Intel’s Master-Plan

You can see why Intel decided to accept ASML’s offer to invest in it – because the difference between the plans of Intel and TSMC on when to start 450mm production, and the plans of ASML on when to produce a 450mm lithographic machine is comical.

TSMC says it intends to start trial production on 450mm wafers in 2013-14 and to be in volume production in 2015-16.

Intel says it will be getting first generation 450mm tools in 2015 and will start making ICs on it. In 2016/2017 second generation 2 tools will be delivering real productivity and Intel will then start upgrading its existing fabs.”

But, before this week’s announcement of the Intel investment in ASML, ASML’s position on 450mm tool development was that 450mm manufacturing will not be introduced until 2018 “or thereabouts”.

ASML’s 2018 is rather significantly later than TSMC’s 2013-14 and Intel’s 2015-16.

Not for the first time, there is a significant miss-match between the aspirations of the chip-makers and the timetables of the tools-makers.

As Samsung and TSMC ponder on whether to join in the investment in ASML, or throw their weight behind alternative lithographic tool-maker Nikon, the world can see the unfolding of the Intel master-plan for world domination.

Always the most pushy proponent for 450mm, Intel can see itself becoming undisputed leader in process technology – both for wafer size and feature size.

If it can achieve that, then the most powerful electronics manufacturers in the world will have no choice but to go to Intel for foundry, Intel’s microprocessors will be the only option for every leading performance product from smartphones to servers and Intel will transform from being dominant chip-maker to owning the industry.

Is that a good thing?

I don’t think so.



  1. At Semicon West Conference last week its apparent Intel needs 30% cost savings of 450 mm wafers on 35% of its microprocessor production priced below cost.
    The question is will Intel continue to produce 30% more product than real time demand?

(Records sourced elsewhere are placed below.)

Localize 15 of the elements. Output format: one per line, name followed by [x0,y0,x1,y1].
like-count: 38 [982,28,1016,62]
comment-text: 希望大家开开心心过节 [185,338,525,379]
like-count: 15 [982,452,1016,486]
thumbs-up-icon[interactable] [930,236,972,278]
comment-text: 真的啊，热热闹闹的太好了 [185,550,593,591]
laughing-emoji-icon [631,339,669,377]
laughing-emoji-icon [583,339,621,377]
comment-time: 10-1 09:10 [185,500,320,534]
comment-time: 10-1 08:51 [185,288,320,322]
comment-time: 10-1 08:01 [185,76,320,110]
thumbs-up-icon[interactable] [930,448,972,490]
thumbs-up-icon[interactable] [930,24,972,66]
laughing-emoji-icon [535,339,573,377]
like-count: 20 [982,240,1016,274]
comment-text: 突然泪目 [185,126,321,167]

Which since Intel time began is the essential element of strategy used to bank the exponential capital requirement of Rock’s Law to pay for continuing along Moore’s Axiom.
    I personally believe Intel will harvest 193i learning at the conference, in a lithography panel including Intel personnel, that directed self assembly is the evolutionary patch Intel can employ to continue 193i toward 14 nm.
    Traditional scaling ended long ago. Now operating in the realm of applied science will Intel wait for the next disruptive lithography innovation to sort out before investing in the new commercial industrial art?
    Intel needs 450 more than they need EUV. In the Semicon Litho panel EBEAM was positioned as the compliment technology to 193i and DSA.
    What Intel may be saying with its ASML investment, to IBM, Global Foundries, Samsung, TSMC, is pony up with us for lithography. And if not 450 mm wafer handling systems first and foremost integrated into our current fabrication line will be used against you.
    Mike Bruzzone
    Camp Marketing

  2. I’m told Nikon hasn’t got a hope of catching up in 450mm, Martijn, but who knows what a collaboration with Canon and a few billion dollars from the industry and the Japanese government could achieve?

  3. that is assuming 450 brings indeed significant cost saving AND will be inserted in the leading edge node.
    I expect the first 450mm tools will not meet the same performance specs as high end 300mm tools at that time.
    Could we see a split between N/N-1 nodes in cheap HVM on 450, and leading edge N+1 node on 300 mm until 450 technology catches up?
    So far haven’t heard any comment from Nikon on 450mm. Even without the Intel boost, it was questionable if Nikon could keep up with ASML in new research (see EUV), what will be their strategy now? Only make dry 450mm tools?